Interrogating Organ-Specific Niche Factors in the Developing Human Intestine to Inform Organ Engineering

Abstract

The human intestine is a remarkable organ that performs diverse and necessary functions for survival including nutrient uptake, hormone production, and host immunity. Given the prevalence and severity of gastrointestinal diseases in human health, there has been great interest in developing in vitro models to enable the study of human intestinal development, disease, and regeneration. To address this need, methods have been developed to generate complex three-dimensional in vitro intestinal cultures (organoids) from primary human donor tissue or human pluripotent stem cells (hPSCs). These organoid cultures partially recapitulate the cellular diversity and tissue organization of the native human intestine. Research is now focused on advancing existing systems towards more faithfully recapitulating the native organ and utilizing intestinal organoids for biological discovery. In this dissertation, I present an in-depth characterization of in vivo human intestinal development from 7–21 weeks post conception and of corresponding organoid models using single cell mRNA-sequencing (scRNA-seq).
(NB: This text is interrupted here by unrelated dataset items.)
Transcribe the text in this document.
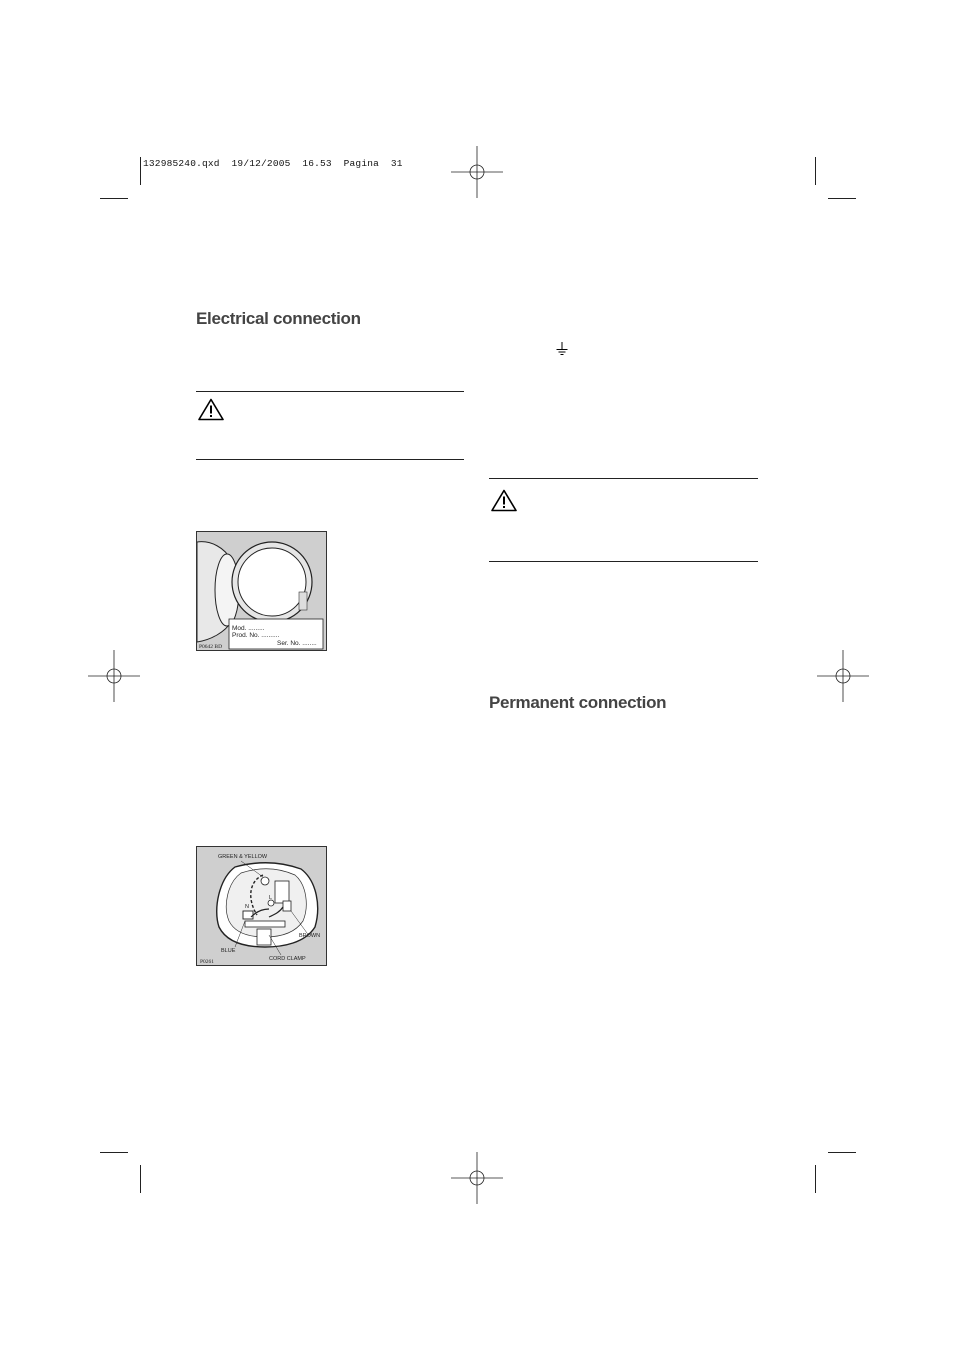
132985240.qxd  19/12/2005  16.53  Pagina  31
Electrical connection
Mod. .........
Prod. No. ..........
Ser. No. ........
P0642 BD
GREEN & YELLOW
N
L
BLUE
BROWN
CORD CLAMP
P0261
Permanent connection
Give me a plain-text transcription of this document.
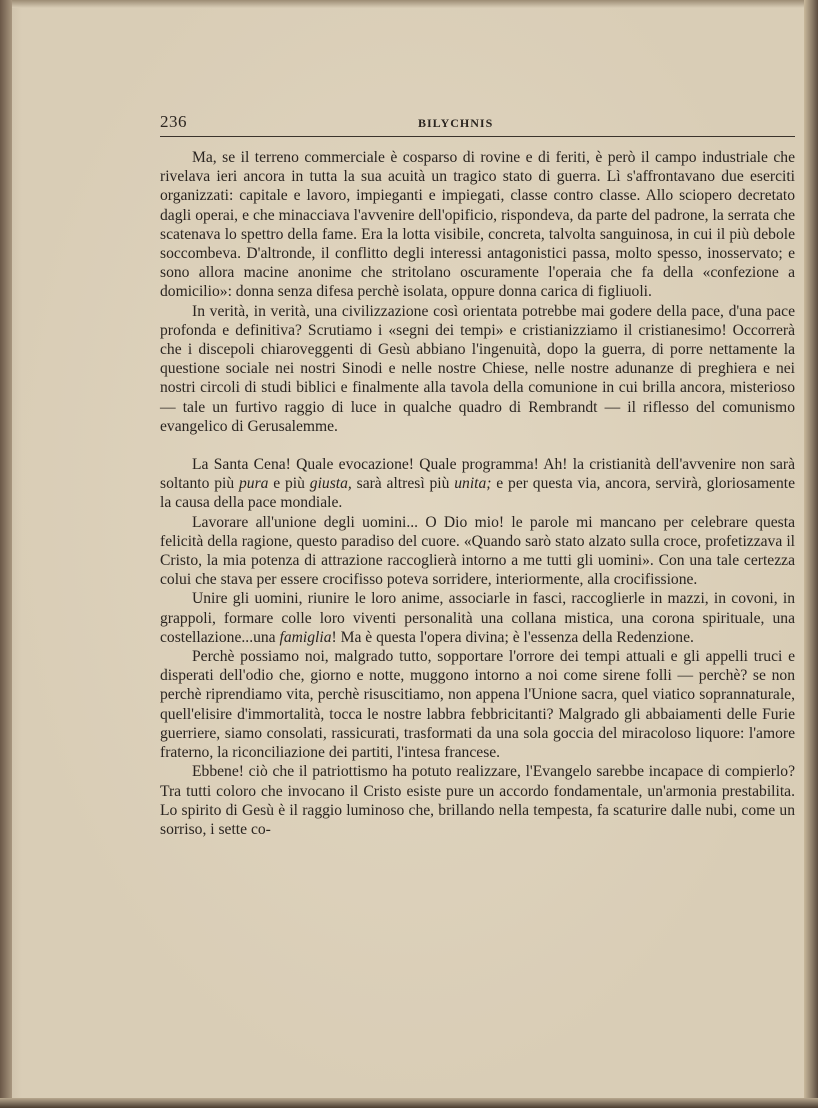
236	BILYCHNIS

Ma, se il terreno commerciale è cosparso di rovine e di feriti, è però il campo industriale che rivelava ieri ancora in tutta la sua acuità un tragico stato di guerra. Lì s'affrontavano due eserciti organizzati: capitale e lavoro, impieganti e impiegati, classe contro classe. Allo sciopero decretato dagli operai, e che minacciava l'avvenire dell'opificio, rispondeva, da parte del padrone, la serrata che scatenava lo spettro della fame. Era la lotta visibile, concreta, talvolta sanguinosa, in cui il più debole soccombeva. D'altronde, il conflitto degli interessi antagonistici passa, molto spesso, inosservato; e sono allora macine anonime che stritolano oscuramente l'operaia che fa della «confezione a domicilio»: donna senza difesa perchè isolata, oppure donna carica di figliuoli.

In verità, in verità, una civilizzazione così orientata potrebbe mai godere della pace, d'una pace profonda e definitiva? Scrutiamo i «segni dei tempi» e cristianizziamo il cristianesimo! Occorrerà che i discepoli chiaroveggenti di Gesù abbiano l'ingenuità, dopo la guerra, di porre nettamente la questione sociale nei nostri Sinodi e nelle nostre Chiese, nelle nostre adunanze di preghiera e nei nostri circoli di studi biblici e finalmente alla tavola della comunione in cui brilla ancora, misterioso — tale un furtivo raggio di luce in qualche quadro di Rembrandt — il riflesso del comunismo evangelico di Gerusalemme.

La Santa Cena! Quale evocazione! Quale programma! Ah! la cristianità dell'avvenire non sarà soltanto più pura e più giusta, sarà altresì più unita; e per questa via, ancora, servirà, gloriosamente la causa della pace mondiale.

Lavorare all'unione degli uomini... O Dio mio! le parole mi mancano per celebrare questa felicità della ragione, questo paradiso del cuore. «Quando sarò stato alzato sulla croce, profetizzava il Cristo, la mia potenza di attrazione raccoglierà intorno a me tutti gli uomini». Con una tale certezza colui che stava per essere crocifisso poteva sorridere, interiormente, alla crocifissione.

Unire gli uomini, riunire le loro anime, associarle in fasci, raccoglierle in mazzi, in covoni, in grappoli, formare colle loro viventi personalità una collana mistica, una corona spirituale, una costellazione...una famiglia! Ma è questa l'opera divina; è l'essenza della Redenzione.

Perchè possiamo noi, malgrado tutto, sopportare l'orrore dei tempi attuali e gli appelli truci e disperati dell'odio che, giorno e notte, muggono intorno a noi come sirene folli — perchè? se non perchè riprendiamo vita, perchè risuscitiamo, non appena l'Unione sacra, quel viatico soprannaturale, quell'elisire d'immortalità, tocca le nostre labbra febbricitanti? Malgrado gli abbaiamenti delle Furie guerriere, siamo consolati, rassicurati, trasformati da una sola goccia del miracoloso liquore: l'amore fraterno, la riconciliazione dei partiti, l'intesa francese.

Ebbene! ciò che il patriottismo ha potuto realizzare, l'Evangelo sarebbe incapace di compierlo? Tra tutti coloro che invocano il Cristo esiste pure un accordo fondamentale, un'armonia prestabilita. Lo spirito di Gesù è il raggio luminoso che, brillando nella tempesta, fa scaturire dalle nubi, come un sorriso, i sette co-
One focus of this dissertation was to characterize the developing human intestinal stem cell (ISC) niche—a specialized microenvironment that supports ISC survival and function. This work examined the expression and localization of intestinal stem cell (ISC) niche factors inferred from murine studies, including Epidermal Growth Factor (EGF), WNTs, and R-spondins, to determine their relevance during human intestinal development. Both molecular and spatial characterization of the in vivo human intestine revealed that EGF, a prominent niche factor in mice, is expressed outside of the ISC crypt niche during human development. However, the EGF ligand family member Neuregulin 1 (NRG1) is expressed in a subepithelial PDGFRAHI/F3HI/DLL1HI mesenchymal population that lines the crypt-villus axis of the developing human intestine. Exogenously supplied NRG1, but not EGF, improved cellular diversity in human epithelial organoids by permitting differentiation of secretory lineages. This work illuminates the complexities of intestinal EGF/ERBB signaling and delineates key niche cells and signals of the developing intestine.
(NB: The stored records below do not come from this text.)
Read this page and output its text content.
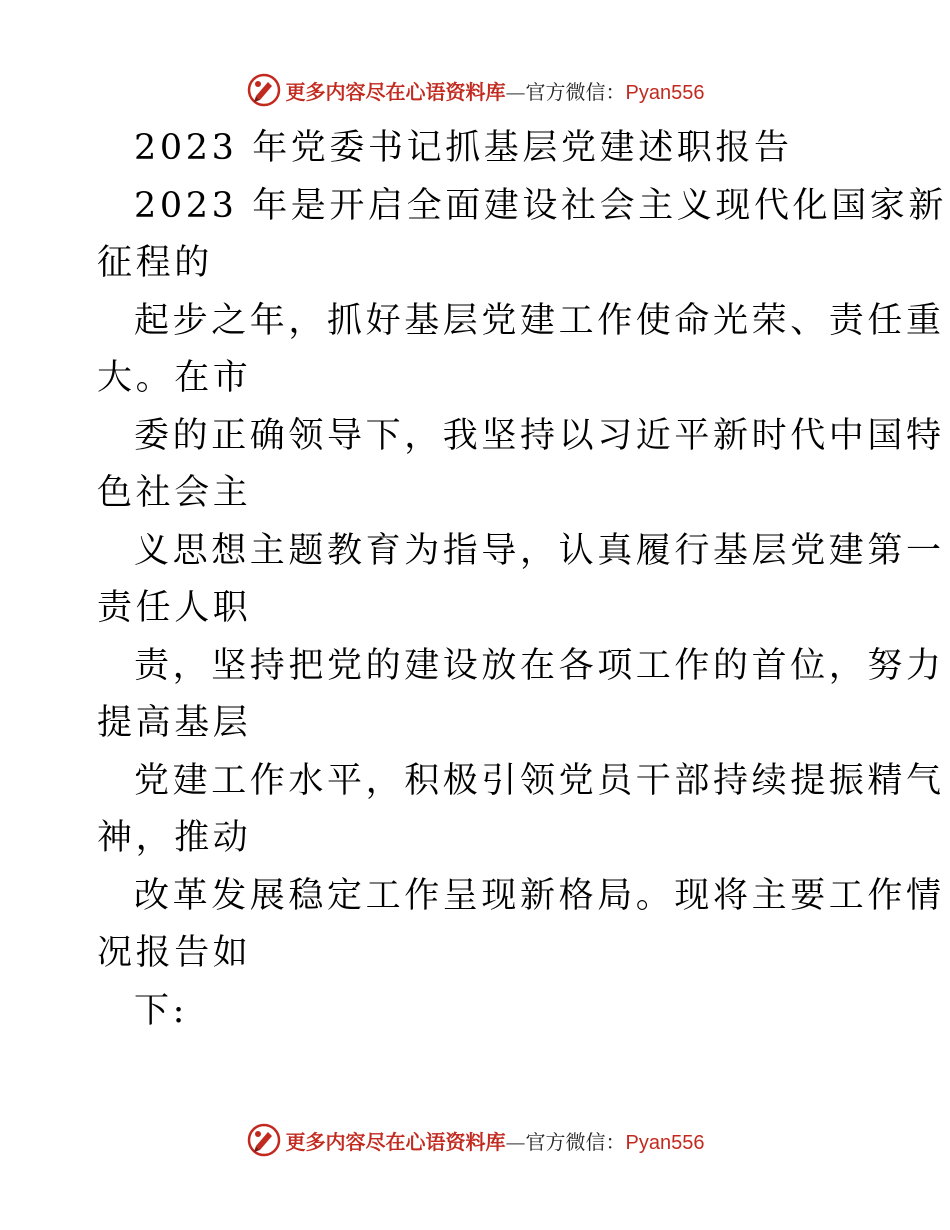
更多内容尽在心语资料库—官方微信：Pyan556
2023 年党委书记抓基层党建述职报告
2023 年是开启全面建设社会主义现代化国家新
征程的
起步之年，抓好基层党建工作使命光荣、责任重
大。在市
委的正确领导下，我坚持以习近平新时代中国特
色社会主
义思想主题教育为指导，认真履行基层党建第一
责任人职
责，坚持把党的建设放在各项工作的首位，努力
提高基层
党建工作水平，积极引领党员干部持续提振精气
神，推动
改革发展稳定工作呈现新格局。现将主要工作情
况报告如
下:
更多内容尽在心语资料库—官方微信：Pyan556
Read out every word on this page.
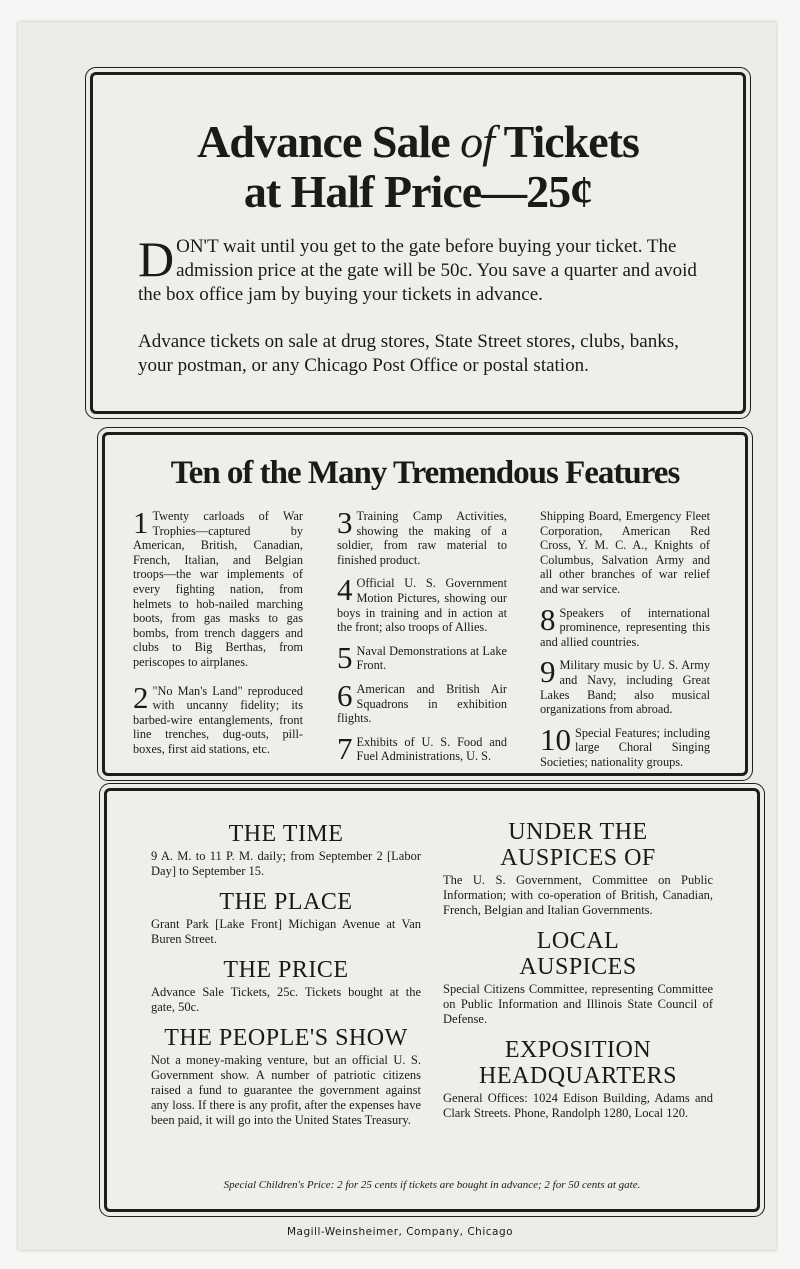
Advance Sale of Tickets
at Half Price—25¢
DON'T wait until you get to the gate before buying your ticket. The admission price at the gate will be 50c. You save a quarter and avoid the box office jam by buying your tickets in advance.
Advance tickets on sale at drug stores, State Street stores, clubs, banks, your postman, or any Chicago Post Office or postal station.
Ten of the Many Tremendous Features
1 Twenty carloads of War Trophies—captured by American, British, Canadian, French, Italian, and Belgian troops—the war implements of every fighting nation, from helmets to hob-nailed marching boots, from gas masks to gas bombs, from trench daggers and clubs to Big Berthas, from periscopes to airplanes.
2 "No Man's Land" reproduced with uncanny fidelity; its barbed-wire entanglements, front line trenches, dug-outs, pill-boxes, first aid stations, etc.
3 Training Camp Activities, showing the making of a soldier, from raw material to finished product.
4 Official U. S. Government Motion Pictures, showing our boys in training and in action at the front; also troops of Allies.
5 Naval Demonstrations at Lake Front.
6 American and British Air Squadrons in exhibition flights.
7 Exhibits of U. S. Food and Fuel Administrations, U. S.
Shipping Board, Emergency Fleet Corporation, American Red Cross, Y. M. C. A., Knights of Columbus, Salvation Army and all other branches of war relief and war service.
8 Speakers of international prominence, representing this and allied countries.
9 Military music by U. S. Army and Navy, including Great Lakes Band; also musical organizations from abroad.
10 Special Features; including large Choral Singing Societies; nationality groups.

THE TIME

9 A. M. to 11 P. M. daily; from September 2 [Labor Day] to September 15.

THE PLACE

Grant Park [Lake Front] Michigan Avenue at Van Buren Street.

THE PRICE

Advance Sale Tickets, 25c. Tickets bought at the gate, 50c.

THE PEOPLE'S SHOW

Not a money-making venture, but an official U. S. Government show. A number of patriotic citizens raised a fund to guarantee the government against any loss. If there is any profit, after the expenses have been paid, it will go into the United States Treasury.

UNDER THE

AUSPICES OF

The U. S. Government, Committee on Public Information; with co-operation of British, Canadian, French, Belgian and Italian Governments.

LOCAL

AUSPICES

Special Citizens Committee, representing Committee on Public Information and Illinois State Council of Defense.

EXPOSITION

HEADQUARTERS

General Offices: 1024 Edison Building, Adams and Clark Streets. Phone, Randolph 1280, Local 120.

Special Children's Price: 2 for 25 cents if tickets are bought in advance; 2 for 50 cents at gate.
Magill-Weinsheimer, Company, Chicago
Another focus of this thesis was to investigate the cellularity of hPSC-derived human intestinal organoids (HIOs), as HIOs lack several cellular populations found in the native organ, including vasculature. scRNA-seq of HIOs identified a population of endogenous endothelial cells (ECs) present early in HIO differentiation that declines over time in culture. In this thesis, I developed a method to expand and maintain this endogenous population of ECs within HIOs. Given that ECs possess organ-specific gene expression, morphology, and function, we used bulk RNA-seq and scRNA-seq to interrogate the developing human intestine, lung, and kidney to identify organ-enriched EC gene signatures. By comparing these gene signatures and validated markers of HIO ECs, I found that HIO ECs grown in vitro share the highest similarity with native intestinal ECs relative to kidney and lung. Together, these data demonstrate that HIOs can co-differentiate a native EC population that is partially patterned with an intestine-specific EC transcriptional signature in vitro.

Collectively, this thesis provides new single cell resolution insights into in vivo human intestinal development and corresponding organoid model systems. Characterization of the native tissue helps define a more physiologically relevant niche environment to both improve fidelity of corresponding epithelial organoid model systems and deepen our understanding of human intestinal development. Additionally, a native population of ECs is documented and expanded within hPSC-derived human intestinal organoid models. This thesis advances human intestinal organoid models to more faithfully recapitulate the complexity of the native tissue.